Other new hires are trauma/general surgeons Stephanie Yan and Rob Connaughton and oncological surgeon Derrick Beech.
There are some slots the hospital will not be able to fill, including critical care for infants.
Rembis said the hospital does not have enough births right now to sustain a neonatal intensive care unit.
No Neighbor Island has an NICU.
Organ transplant patients will need to go off-island as well.
Rembis says he is still on the lookout for more oncologists, with the goal of establishing a cancer center.
It would include a “navigator” to help patients with appointments and other issues.
The hospital will work with the Pacific Cancer Institute, which is on the hospital grounds and has a radiation oncology program, Rembis said.
Rembis is asking the community to help Maui retain its physicians, especially as in the past some have stayed on island for a couple of years and then have left.
“It’s because they are not part of the community.” He asked residents to include the new doctors into their communities and invite them to clubs and groups.
“It’s very hard coming here new and starting a practice. I want these physicians to stay here for rest of their professional lives,” Rembis said.

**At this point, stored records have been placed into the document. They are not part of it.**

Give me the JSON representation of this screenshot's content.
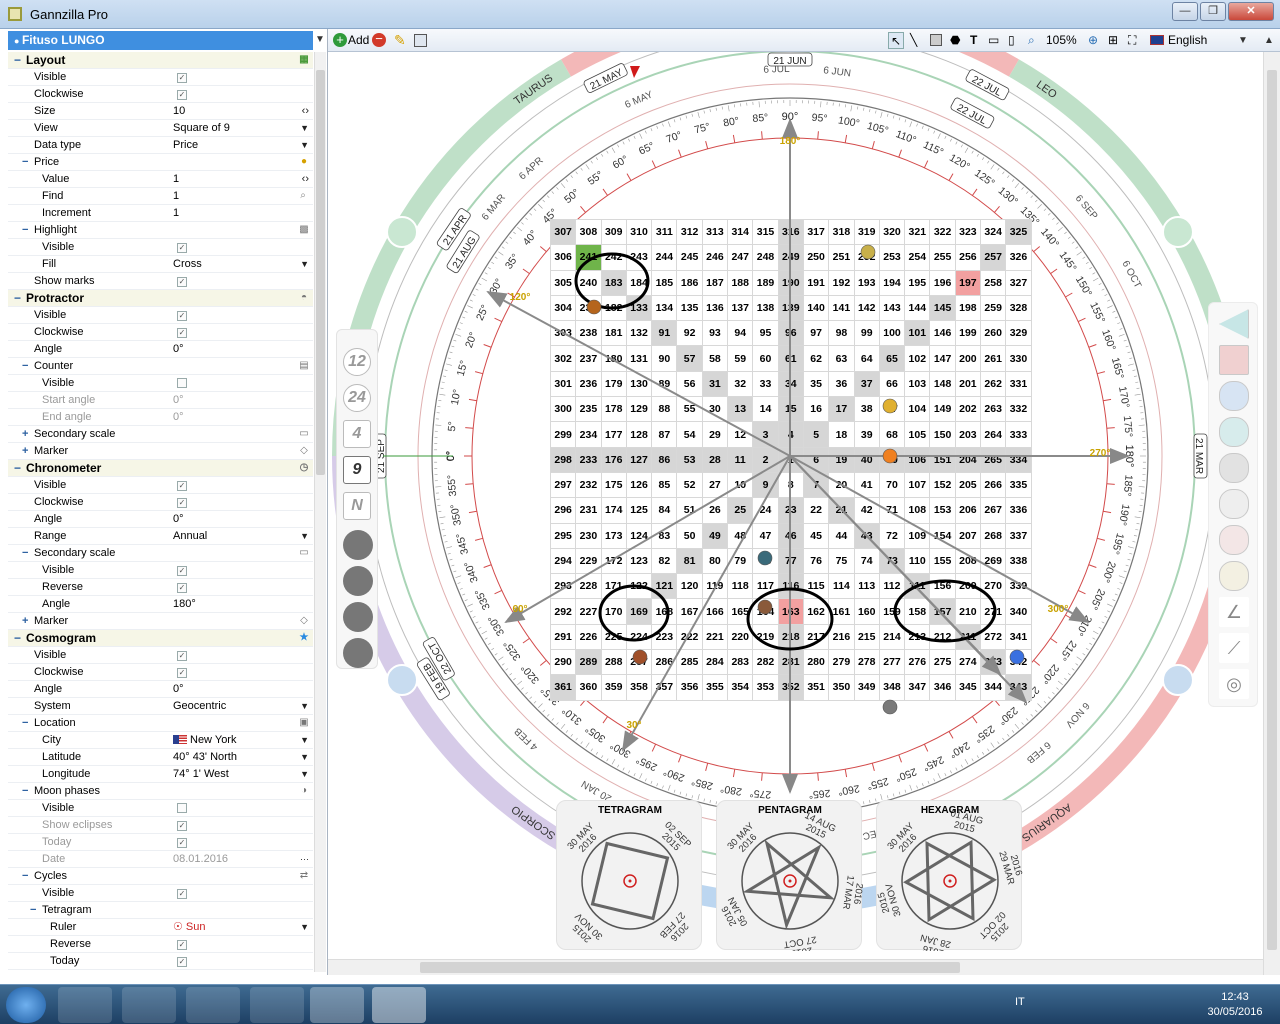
{
  "window": {
    "title": "Gannzilla Pro",
    "minimize": "—",
    "maximize": "❐",
    "close": "✕"
  },
  "profile": {
    "name": "Fituso LUNGO"
  },
  "properties": [
    {
      "kind": "cat",
      "label": "Layout",
      "toggle": "−",
      "icon": "grid-color-icon"
    },
    {
      "kind": "sub",
      "label": "Visible",
      "check": true
    },
    {
      "kind": "sub",
      "label": "Clockwise",
      "check": true
    },
    {
      "kind": "sub",
      "label": "Size",
      "value": "10",
      "spin": true
    },
    {
      "kind": "sub",
      "label": "View",
      "value": "Square of 9",
      "dd": true
    },
    {
      "kind": "sub",
      "label": "Data type",
      "value": "Price",
      "dd": true
    },
    {
      "kind": "sub",
      "label": "Price",
      "toggle": "−",
      "icon": "coin-icon"
    },
    {
      "kind": "sub2",
      "label": "Value",
      "value": "1",
      "spin": true
    },
    {
      "kind": "sub2",
      "label": "Find",
      "value": "1",
      "icon": "search-icon"
    },
    {
      "kind": "sub2",
      "label": "Increment",
      "value": "1"
    },
    {
      "kind": "sub",
      "label": "Highlight",
      "toggle": "−",
      "icon": "pattern-icon"
    },
    {
      "kind": "sub2",
      "label": "Visible",
      "check": true
    },
    {
      "kind": "sub2",
      "label": "Fill",
      "value": "Cross",
      "dd": true
    },
    {
      "kind": "sub",
      "label": "Show marks",
      "check": true
    },
    {
      "kind": "cat",
      "label": "Protractor",
      "toggle": "−",
      "icon": "protractor-icon"
    },
    {
      "kind": "sub",
      "label": "Visible",
      "check": true
    },
    {
      "kind": "sub",
      "label": "Clockwise",
      "check": true
    },
    {
      "kind": "sub",
      "label": "Angle",
      "value": "0°"
    },
    {
      "kind": "sub",
      "label": "Counter",
      "toggle": "−",
      "icon": "counter-icon"
    },
    {
      "kind": "sub2",
      "label": "Visible",
      "check": false
    },
    {
      "kind": "sub2",
      "label": "Start angle",
      "value": "0°",
      "dis": true
    },
    {
      "kind": "sub2",
      "label": "End angle",
      "value": "0°",
      "dis": true
    },
    {
      "kind": "sub",
      "label": "Secondary scale",
      "toggle": "+",
      "icon": "scale-icon"
    },
    {
      "kind": "sub",
      "label": "Marker",
      "toggle": "+",
      "icon": "marker-icon"
    },
    {
      "kind": "cat",
      "label": "Chronometer",
      "toggle": "−",
      "icon": "clock-icon"
    },
    {
      "kind": "sub",
      "label": "Visible",
      "check": true
    },
    {
      "kind": "sub",
      "label": "Clockwise",
      "check": true
    },
    {
      "kind": "sub",
      "label": "Angle",
      "value": "0°"
    },
    {
      "kind": "sub",
      "label": "Range",
      "value": "Annual",
      "dd": true
    },
    {
      "kind": "sub",
      "label": "Secondary scale",
      "toggle": "−",
      "icon": "scale-icon"
    },
    {
      "kind": "sub2",
      "label": "Visible",
      "check": true
    },
    {
      "kind": "sub2",
      "label": "Reverse",
      "check": true
    },
    {
      "kind": "sub2",
      "label": "Angle",
      "value": "180°"
    },
    {
      "kind": "sub",
      "label": "Marker",
      "toggle": "+",
      "icon": "marker-icon"
    },
    {
      "kind": "cat",
      "label": "Cosmogram",
      "toggle": "−",
      "icon": "star-icon"
    },
    {
      "kind": "sub",
      "label": "Visible",
      "check": true
    },
    {
      "kind": "sub",
      "label": "Clockwise",
      "check": true
    },
    {
      "kind": "sub",
      "label": "Angle",
      "value": "0°"
    },
    {
      "kind": "sub",
      "label": "System",
      "value": "Geocentric",
      "dd": true
    },
    {
      "kind": "sub",
      "label": "Location",
      "toggle": "−",
      "icon": "map-icon"
    },
    {
      "kind": "sub2",
      "label": "City",
      "value": "New York",
      "dd": true,
      "flag": "us"
    },
    {
      "kind": "sub2",
      "label": "Latitude",
      "value": "40°   43'   North",
      "dd": true
    },
    {
      "kind": "sub2",
      "label": "Longitude",
      "value": "74°   1'    West",
      "dd": true
    },
    {
      "kind": "sub",
      "label": "Moon phases",
      "toggle": "−",
      "icon": "moon-icon"
    },
    {
      "kind": "sub2",
      "label": "Visible",
      "check": false
    },
    {
      "kind": "sub2",
      "label": "Show eclipses",
      "check": true,
      "dis": true
    },
    {
      "kind": "sub2",
      "label": "Today",
      "check": true,
      "dis": true
    },
    {
      "kind": "sub2",
      "label": "Date",
      "value": "08.01.2016",
      "dis": true,
      "more": true
    },
    {
      "kind": "sub",
      "label": "Cycles",
      "toggle": "−",
      "icon": "cycle-icon"
    },
    {
      "kind": "sub2",
      "label": "Visible",
      "check": true
    },
    {
      "kind": "sub2",
      "label": "Tetragram",
      "toggle": "−"
    },
    {
      "kind": "sub3",
      "label": "Ruler",
      "value": "Sun",
      "dd": true,
      "sun": true
    },
    {
      "kind": "sub3",
      "label": "Reverse",
      "check": true
    },
    {
      "kind": "sub3",
      "label": "Today",
      "check": true
    }
  ],
  "toolbar": {
    "add": "Add",
    "zoom": "105%",
    "language": "English"
  },
  "grid": {
    "rows": [
      [
        307,
        308,
        309,
        310,
        311,
        312,
        313,
        314,
        315,
        316,
        317,
        318,
        319,
        320,
        321,
        322,
        323,
        324,
        325
      ],
      [
        306,
        241,
        242,
        243,
        244,
        245,
        246,
        247,
        248,
        249,
        250,
        251,
        252,
        253,
        254,
        255,
        256,
        257,
        326
      ],
      [
        305,
        240,
        183,
        184,
        185,
        186,
        187,
        188,
        189,
        190,
        191,
        192,
        193,
        194,
        195,
        196,
        197,
        258,
        327
      ],
      [
        304,
        239,
        182,
        133,
        134,
        135,
        136,
        137,
        138,
        139,
        140,
        141,
        142,
        143,
        144,
        145,
        198,
        259,
        328
      ],
      [
        303,
        238,
        181,
        132,
        91,
        92,
        93,
        94,
        95,
        96,
        97,
        98,
        99,
        100,
        101,
        146,
        199,
        260,
        329
      ],
      [
        302,
        237,
        180,
        131,
        90,
        57,
        58,
        59,
        60,
        61,
        62,
        63,
        64,
        65,
        102,
        147,
        200,
        261,
        330
      ],
      [
        301,
        236,
        179,
        130,
        89,
        56,
        31,
        32,
        33,
        34,
        35,
        36,
        37,
        66,
        103,
        148,
        201,
        262,
        331
      ],
      [
        300,
        235,
        178,
        129,
        88,
        55,
        30,
        13,
        14,
        15,
        16,
        17,
        38,
        67,
        104,
        149,
        202,
        263,
        332
      ],
      [
        299,
        234,
        177,
        128,
        87,
        54,
        29,
        12,
        3,
        4,
        5,
        18,
        39,
        68,
        105,
        150,
        203,
        264,
        333
      ],
      [
        298,
        233,
        176,
        127,
        86,
        53,
        28,
        11,
        2,
        1,
        6,
        19,
        40,
        69,
        106,
        151,
        204,
        265,
        334
      ],
      [
        297,
        232,
        175,
        126,
        85,
        52,
        27,
        10,
        9,
        8,
        7,
        20,
        41,
        70,
        107,
        152,
        205,
        266,
        335
      ],
      [
        296,
        231,
        174,
        125,
        84,
        51,
        26,
        25,
        24,
        23,
        22,
        21,
        42,
        71,
        108,
        153,
        206,
        267,
        336
      ],
      [
        295,
        230,
        173,
        124,
        83,
        50,
        49,
        48,
        47,
        46,
        45,
        44,
        43,
        72,
        109,
        154,
        207,
        268,
        337
      ],
      [
        294,
        229,
        172,
        123,
        82,
        81,
        80,
        79,
        78,
        77,
        76,
        75,
        74,
        73,
        110,
        155,
        208,
        269,
        338
      ],
      [
        293,
        228,
        171,
        122,
        121,
        120,
        119,
        118,
        117,
        116,
        115,
        114,
        113,
        112,
        111,
        156,
        209,
        270,
        339
      ],
      [
        292,
        227,
        170,
        169,
        168,
        167,
        166,
        165,
        164,
        163,
        162,
        161,
        160,
        159,
        158,
        157,
        210,
        271,
        340
      ],
      [
        291,
        226,
        225,
        224,
        223,
        222,
        221,
        220,
        219,
        218,
        217,
        216,
        215,
        214,
        213,
        212,
        211,
        272,
        341
      ],
      [
        290,
        289,
        288,
        287,
        286,
        285,
        284,
        283,
        282,
        281,
        280,
        279,
        278,
        277,
        276,
        275,
        274,
        273,
        342
      ],
      [
        361,
        360,
        359,
        358,
        357,
        356,
        355,
        354,
        353,
        352,
        351,
        350,
        349,
        348,
        347,
        346,
        345,
        344,
        343
      ]
    ]
  },
  "chart_labels": {
    "top": "90°",
    "right": "270°",
    "bottom": "180°",
    "left": "0°",
    "axis_180": "180°",
    "axis_270": "270°",
    "axis_120": "120°",
    "axis_60": "60°",
    "axis_30": "30°",
    "axis_300": "300°",
    "signs": [
      "TAURUS",
      "LEO",
      "AQUARIUS",
      "SCORPIO"
    ],
    "date_labels": [
      "21 JUN",
      "21 MAY",
      "21 APR",
      "21 SEP",
      "21 MAR",
      "22 OCT",
      "19 FEB",
      "22 JUL",
      "21 AUG",
      "22 JUL"
    ],
    "degree_labels": [
      "0°",
      "5°",
      "10°",
      "15°",
      "20°",
      "25°",
      "30°",
      "35°",
      "40°",
      "45°",
      "50°",
      "55°",
      "60°",
      "65°",
      "70°",
      "75°",
      "80°",
      "85°",
      "95°",
      "100°",
      "105°",
      "110°",
      "115°",
      "120°",
      "125°",
      "130°",
      "135°",
      "140°",
      "145°",
      "150°",
      "155°",
      "160°",
      "165°",
      "170°",
      "175°",
      "185°",
      "190°",
      "195°",
      "200°",
      "205°",
      "210°",
      "215°",
      "220°",
      "225°",
      "230°",
      "235°",
      "240°",
      "245°",
      "250°",
      "255°",
      "260°",
      "265°",
      "275°",
      "280°",
      "285°",
      "290°",
      "295°",
      "300°",
      "305°",
      "310°",
      "315°",
      "320°",
      "325°",
      "330°",
      "335°",
      "340°",
      "345°",
      "350°",
      "355°"
    ],
    "month_ticks": [
      "6 JUN",
      "6 JUL",
      "6 MAY",
      "6 AUG",
      "6 APR",
      "6 SEP",
      "6 MAR",
      "6 OCT",
      "6 FEB",
      "6 NOV",
      "20 JAN",
      "4 FEB",
      "20 NOV",
      "6 DEC"
    ]
  },
  "side_tools": [
    "12",
    "24",
    "4",
    "9",
    "N"
  ],
  "cycles": [
    {
      "title": "TETRAGRAM",
      "dates": [
        "2016",
        "30 MAY",
        "2015",
        "02 SEP",
        "27 FEB",
        "2016",
        "30 NOV",
        "2015"
      ]
    },
    {
      "title": "PENTAGRAM",
      "dates": [
        "2016",
        "30 MAY",
        "2015",
        "14 AUG",
        "17 MAR",
        "2016",
        "27 OCT",
        "2015",
        "05 JAN",
        "2016"
      ]
    },
    {
      "title": "HEXAGRAM",
      "dates": [
        "2016",
        "30 MAY",
        "2015",
        "01 AUG",
        "29 MAR",
        "2016",
        "02 OCT",
        "2015",
        "28 JAN",
        "2016",
        "30 NOV",
        "2015"
      ]
    }
  ],
  "taskbar": {
    "lang": "IT",
    "time": "12:43",
    "date": "30/05/2016"
  },
  "colors": {
    "accent": "#3f8fe0",
    "highlight_red": "#f2a0a0",
    "highlight_green": "#6fb44a",
    "cell_gray": "#d6d6d6",
    "ring_green": "#bfe0c8",
    "ring_red": "#f3b8b8",
    "ring_purple": "#d6cbe8",
    "ring_blue": "#bcd6f0"
  }
}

Another issue is medical office space. Currently, Rembis said, when he brings in new doctors he seeks out arrangements with groups in the community such as Maui Medical Group or the Kihei-Wailea Medical Center to house the doctors as there is not enough medical office space on the island.
Rembis added that Maui Health System continues maintenance on the three hospitals, which “looked tired,” when it took them over from the state.
“Some of the flooring hadn’t been done for 30 to 40 years,” he said.
At Kula Hospital, work has been done to refurbish the plumbing system, there is a new nurse call system and the dietary department has been renovated. On Lanai, flooring was renovated and new windows were installed, among other upgrades.
At Maui Memorial, public areas are being renovated and boilers are in the process of being replaced, Rembis said.
The state is giving the hospitals $6 million for 10 years to perform a lot of the deferred maintenance. (This is apart from the other subsidies as requested by Ige and Rembis.)
Kaiser has agreed to put $5 million annually for the refurbishments.
But even with $11 million, Rembis said, “It’s not enough right now.” The funding must also pay for equipment upgrades and new equipment.
The Maui Memorial Medical Center Foundation has provided $1 million to fund equipment for the neurosurgeons, Rembis said. If it wasn’t for the funding from the nonprofit, which relies on donations from the community, he said, “something else would have to suffer.”